While men experience much lower rates of violence, and are privileged in many respects, it's both naïve and harmful to ignore the ways in which macho culture negatively affects their psyches. Sexism is detrimental to society as a whole and should be examined as a cultural and systematic structure. Thoroughly understanding the effects it has on women as well as men, can help reduce all manifestations of violence. Since gender is a performance, men are not inherently more violent, so this behavior can certainly be changed. 

Here are four ways macho culture hurts men:

1. Causes Emotional Repression

Men are often discouraged from showing any sort of physical or emotional weakness. This can begin at a very young age. “The earliest experience with macho culture was when I was young and started playing football,” says Jon Tribble, now editor and professor of creative writing. “That was an extreme version.” He believes that this sort of masculinity causes young men to suppress pain, and consequently, become incapable of understanding who they are and what they feel. Celia Falcov, clinical professor in the Department of Psychiatry at the University of California-San Diego and author of  Latino Families in Therapy, says that the fear of being perceived as vulnerable or weak can also keep men or boys from asking for help.

Not allowing boys to show emotion can have devastating effects that can last a lifetime. Warren Reed, an African American security guard living in Los Angeles, says that when he was a child growing up in rural Louisiana, his mother and sister discouraged him from playing with girls. He feels that his family expected him to be tough and hypermasculine, even though that was not who he truly was. Because he felt misunderstood by his community, he became very withdrawn. “It affects me to this day,” he says.

Repression can  also be incredibly detrimental one's health. Falcov says that repression and denial can cause many health issues such as heart disease, high blood pressure, and back pain. According to the article " Hispanic Masculinity: Myth or Psychological Schema Meriting Clinical Consideration,” a growing body of evidence also reveals that chronic repression of anger is associated with cancer, asthma, higher levels of cholesterol, irritable bowel syndrome, ulcers, and insomnia.

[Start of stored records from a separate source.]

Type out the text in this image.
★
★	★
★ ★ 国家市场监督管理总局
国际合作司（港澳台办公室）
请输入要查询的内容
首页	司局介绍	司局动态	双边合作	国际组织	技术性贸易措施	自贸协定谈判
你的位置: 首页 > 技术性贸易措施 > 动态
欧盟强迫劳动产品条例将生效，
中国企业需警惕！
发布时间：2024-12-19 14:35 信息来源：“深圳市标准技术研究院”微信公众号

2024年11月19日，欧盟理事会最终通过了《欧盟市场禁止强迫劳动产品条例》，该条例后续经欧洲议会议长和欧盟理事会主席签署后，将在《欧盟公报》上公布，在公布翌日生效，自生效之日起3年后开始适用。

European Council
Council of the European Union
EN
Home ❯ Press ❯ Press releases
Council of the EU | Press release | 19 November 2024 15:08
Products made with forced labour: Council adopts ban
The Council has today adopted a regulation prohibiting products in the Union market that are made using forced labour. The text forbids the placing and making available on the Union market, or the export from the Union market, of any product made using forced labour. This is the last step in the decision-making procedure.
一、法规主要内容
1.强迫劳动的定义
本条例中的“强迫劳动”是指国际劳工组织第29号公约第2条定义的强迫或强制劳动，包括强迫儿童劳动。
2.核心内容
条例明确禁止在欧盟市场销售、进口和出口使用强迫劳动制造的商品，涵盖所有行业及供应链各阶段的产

2. Encourages Aggression and Violence

“Tendency towards domination and violence also has negative consequences for the machista man,” says Falicov. She believes that perpetually being in defensive mode can make these men unable to relax. Not only that, many times macho men are compelled to fight to defend their hurt pride, which can lead to physical injuries.

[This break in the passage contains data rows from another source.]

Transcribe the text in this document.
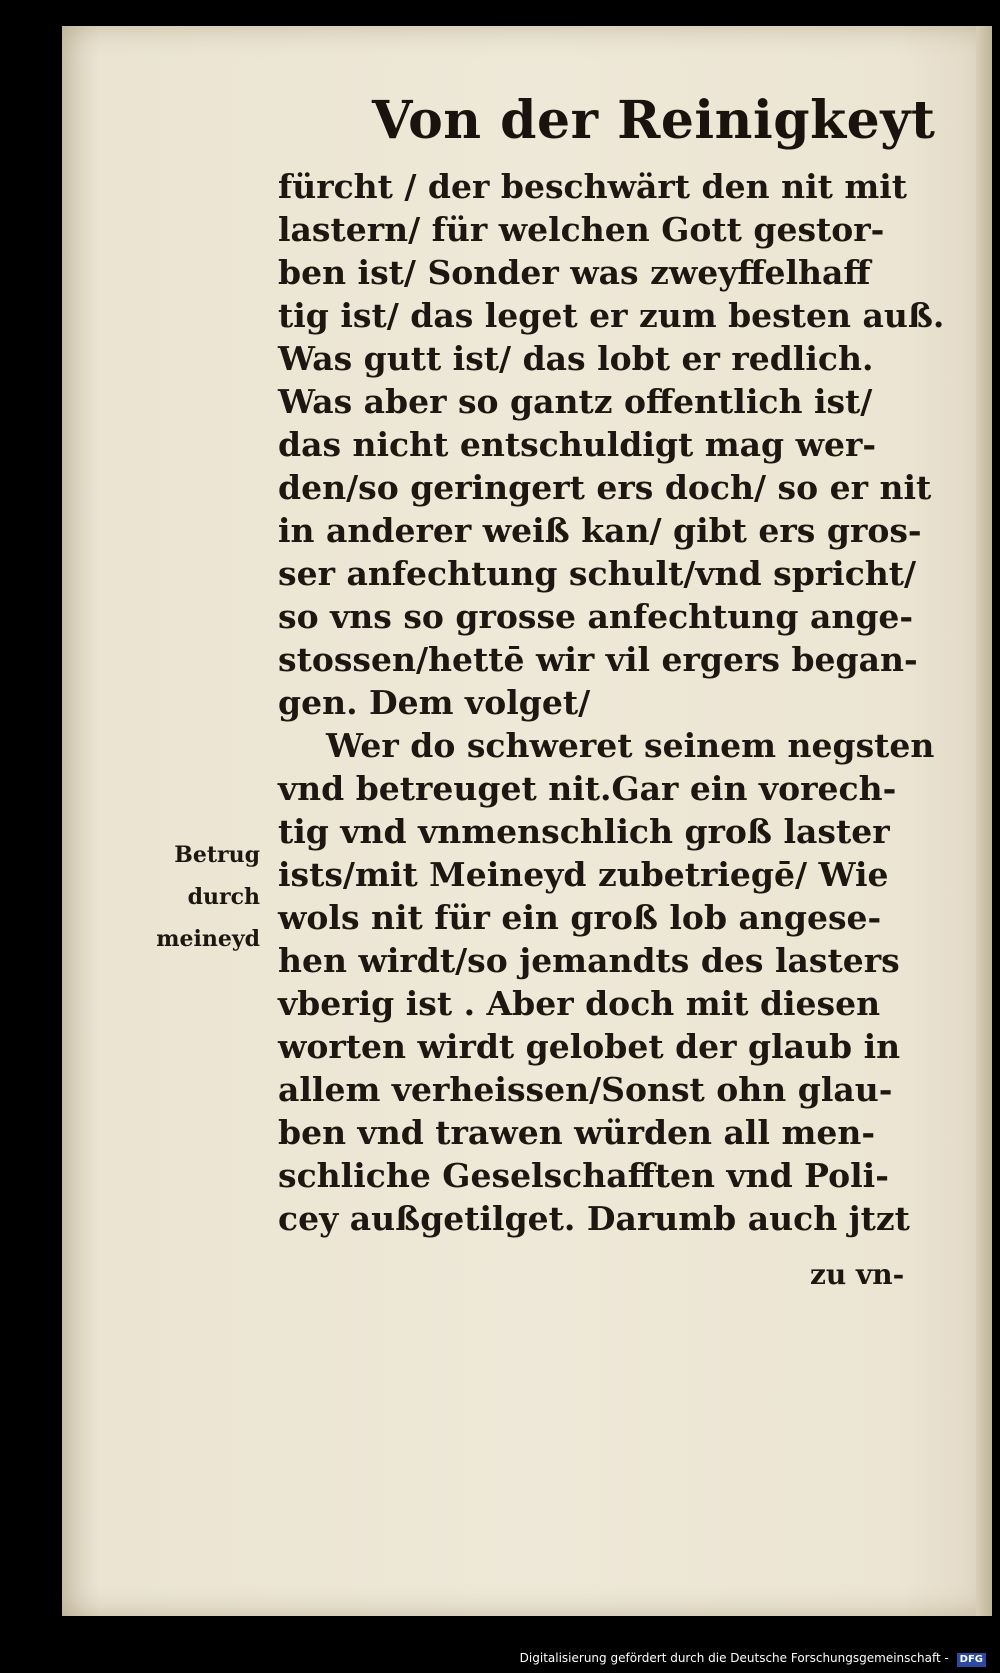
Von der Reinigkeyt
fürcht / der beschwärt den nit mit
lastern/ für welchen Gott gestor-
ben ist/ Sonder was zweyffelhaff
tig ist/ das leget er zum besten auß.
Was gutt ist/ das lobt er redlich.
Was aber so gantz offentlich ist/
das nicht entschuldigt mag wer-
den/so geringert ers doch/ so er nit
in anderer weiß kan/ gibt ers gros-
ser anfechtung schult/vnd spricht/
so vns so grosse anfechtung ange-
stossen/hettē wir vil ergers began-
gen. Dem volget/
Wer do schweret seinem negsten
vnd betreuget nit.Gar ein vorech-
tig vnd vnmenschlich groß laster
ists/mit Meineyd zubetriegē/ Wie
wols nit für ein groß lob angese-
hen wirdt/so jemandts des lasters
vberig ist . Aber doch mit diesen
worten wirdt gelobet der glaub in
allem verheissen/Sonst ohn glau-
ben vnd trawen würden all men-
schliche Geselschafften vnd Poli-
cey außgetilget. Darumb auch jtzt
Betrug
durch
meineyd
zu vn-
Digitalisierung gefördert durch die Deutsche Forschungsgemeinschaft - DFG
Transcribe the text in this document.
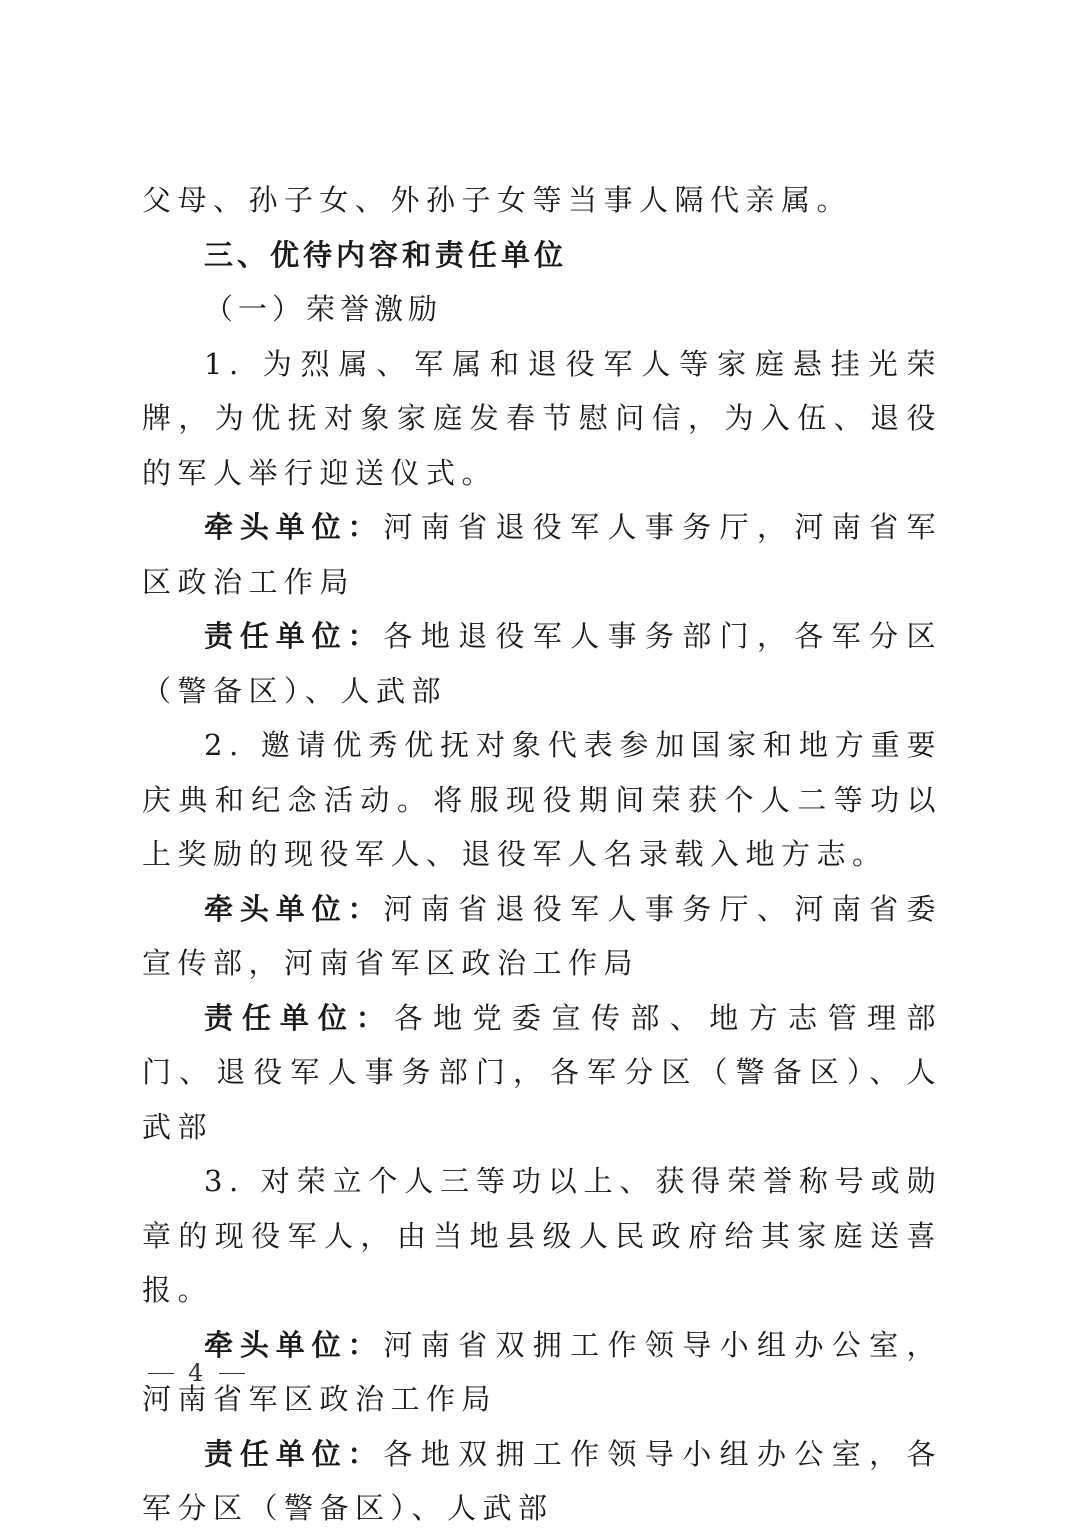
父母、孙子女、外孙子女等当事人隔代亲属。

三、优待内容和责任单位

（一）荣誉激励

1. 为烈属、军属和退役军人等家庭悬挂光荣牌，为优抚对象家庭发春节慰问信，为入伍、退役的军人举行迎送仪式。

牵头单位：河南省退役军人事务厅，河南省军区政治工作局

责任单位：各地退役军人事务部门，各军分区（警备区）、人武部

2. 邀请优秀优抚对象代表参加国家和地方重要庆典和纪念活动。将服现役期间荣获个人二等功以上奖励的现役军人、退役军人名录载入地方志。

牵头单位：河南省退役军人事务厅、河南省委宣传部，河南省军区政治工作局

责任单位：各地党委宣传部、地方志管理部门、退役军人事务部门，各军分区（警备区）、人武部

3. 对荣立个人三等功以上、获得荣誉称号或勋章的现役军人，由当地县级人民政府给其家庭送喜报。

牵头单位：河南省双拥工作领导小组办公室，河南省军区政治工作局

责任单位：各地双拥工作领导小组办公室，各军分区（警备区）、人武部

4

Tribble says he witnessed this sort of propensity for violence when he managed movie theaters and had to deal with many teenage boys. He says that if these young men felt that a customer had disrespected them, they immediately wanted to fight back. “At a certain point, you're no longer in a school yard,” Tribble says. He believes that part of the problem is that young men don't ever see the consequences of violent behavior in TV or film. “It's not surprising because they're being taught that being aggressive is going to get you good results.”